Il est facile de remarquer, sur la mer en été, sur une plage chauffée par le soleil, la vibration des vapeurs, vibration beaucoup moindre en hiver. Qu’on se représente ces ondulations grossies trois et quatre cents fois. C’est comme un livre que l’on remue et sur lequel on ne peut rien lire, bien qu’il soit à bonne portée, et si nets que soient ses caractères.

L’orateur a donc pris soin de rechercher l’air le plus pur qui fût aux États-Unis et l’a trouvé dans la région Sud-Ouest, dans l’Arizona, sur le mont Aréquipa.

Il est difficile de donner une idée complète de la limpidité et de l’immobilité de l’air dans ces régions. Les fumées s’y élèvent droites comme des colonnes. Cette heureuse condition a permis à l’observateur de découvrir sur la planète nombre de détails qui n’y avaient pas encore été vus. Dans une série de belles projections, faites d’après ses dessins, il montre d’abord les neiges polaires de la planète, sur lesquelles il signale de longues et larges crevasses, et dont il fait remarquer le décroissement. Il appelle l’attention sur une bordure foncée autour de ces glaces, bordure d’un azur profond, qui a toutes les apparences d’une étendue liquide. Quant aux autres taches sombres, considérées généralement comme des mers, l’observateur fait remarquer qu’elles sont plutôt verdâtres que bleues, et s’appuyant sur leurs changements de couleur ou de forme, suivant les saisons, il croit pouvoir les attribuer à de la végétation. Arrivant à la question des canaux, M. Lowell, en raison de leur couleur également verte, croit qu’ils sont accentués par des bandes de végétation. Il en a découvert un grand nombre de nouveaux, remarquant leurs directions toujours rectilignes, leurs croisements géométriques et, à leurs points de jonction, des taches rondes, qu’il nomme oasis, et cette régularité parfaite, évidemment voulue, dénote, selon lui, l’intervention d’êtres animés, sans doute différents de nous, mais d’un degré intellectuel avancé.

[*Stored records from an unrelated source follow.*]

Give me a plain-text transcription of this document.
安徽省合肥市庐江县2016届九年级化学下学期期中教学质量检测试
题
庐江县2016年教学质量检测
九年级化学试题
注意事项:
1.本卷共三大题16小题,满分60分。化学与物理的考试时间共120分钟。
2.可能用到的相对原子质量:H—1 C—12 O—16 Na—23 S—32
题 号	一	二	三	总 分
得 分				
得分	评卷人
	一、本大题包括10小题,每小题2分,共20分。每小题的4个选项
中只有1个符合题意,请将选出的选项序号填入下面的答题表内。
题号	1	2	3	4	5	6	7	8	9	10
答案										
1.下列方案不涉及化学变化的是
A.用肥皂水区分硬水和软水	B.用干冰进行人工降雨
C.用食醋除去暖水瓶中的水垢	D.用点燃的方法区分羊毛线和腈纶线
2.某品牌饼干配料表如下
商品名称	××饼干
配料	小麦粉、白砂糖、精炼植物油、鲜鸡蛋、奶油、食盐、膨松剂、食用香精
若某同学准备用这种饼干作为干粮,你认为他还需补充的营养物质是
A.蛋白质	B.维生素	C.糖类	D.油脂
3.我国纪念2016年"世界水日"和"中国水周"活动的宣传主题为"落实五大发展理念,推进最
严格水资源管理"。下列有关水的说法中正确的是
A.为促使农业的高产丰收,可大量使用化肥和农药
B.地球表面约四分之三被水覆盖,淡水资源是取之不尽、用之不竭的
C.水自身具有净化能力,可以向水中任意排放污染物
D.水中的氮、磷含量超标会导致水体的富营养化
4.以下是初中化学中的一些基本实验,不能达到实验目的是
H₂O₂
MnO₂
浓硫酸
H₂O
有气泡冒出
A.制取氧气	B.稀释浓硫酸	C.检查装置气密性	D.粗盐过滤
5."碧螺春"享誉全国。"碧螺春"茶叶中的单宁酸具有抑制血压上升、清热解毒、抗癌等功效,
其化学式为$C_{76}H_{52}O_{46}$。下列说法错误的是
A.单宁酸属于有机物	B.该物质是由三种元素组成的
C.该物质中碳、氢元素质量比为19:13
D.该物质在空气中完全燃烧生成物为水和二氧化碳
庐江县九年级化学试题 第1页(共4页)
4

La très grande inclinaison du pôle austral a permis d’observer les neiges exceptionnellement bien. On a pu non seulement constater des détails topographiques sur ces neiges, mais encore en étudier les diverses élévations. La calotte polaire s’est montrée constamment bordée d’une bande sombre. Cette bande a fidèlement suivi la calotte dans sa retraite vers le pôle, ce qui conduit à penser que cette tache enveloppante doit être liquide et produite par la fonte des neiges. Entre 320° et 220° de longitude, elle mesurait 560 kilomètres de largeur ; plus à l’Est[1], elle n’en avait que la moitié, mais vers 290° de longitude, cette mer polaire forma un immense golfe qui, sous les meilleures conditions atmosphériques, s’est montré d’un bleu exquis.

Cette calotte a été presque coupée en deux par une grande brèche qui s’est ouverte insensiblement à travers la neige[2]. Le 15 juin, la brèche avait 350 kilomètres de largeur. L’apparition de cette brèche montre que la calotte neigeuse repose sur des terrains d’élévations inégales, puisque des parties rela-

  1. On suppose l’observateur placé sur Mars.
  2. Voir plus loin fig. 122, p. 119.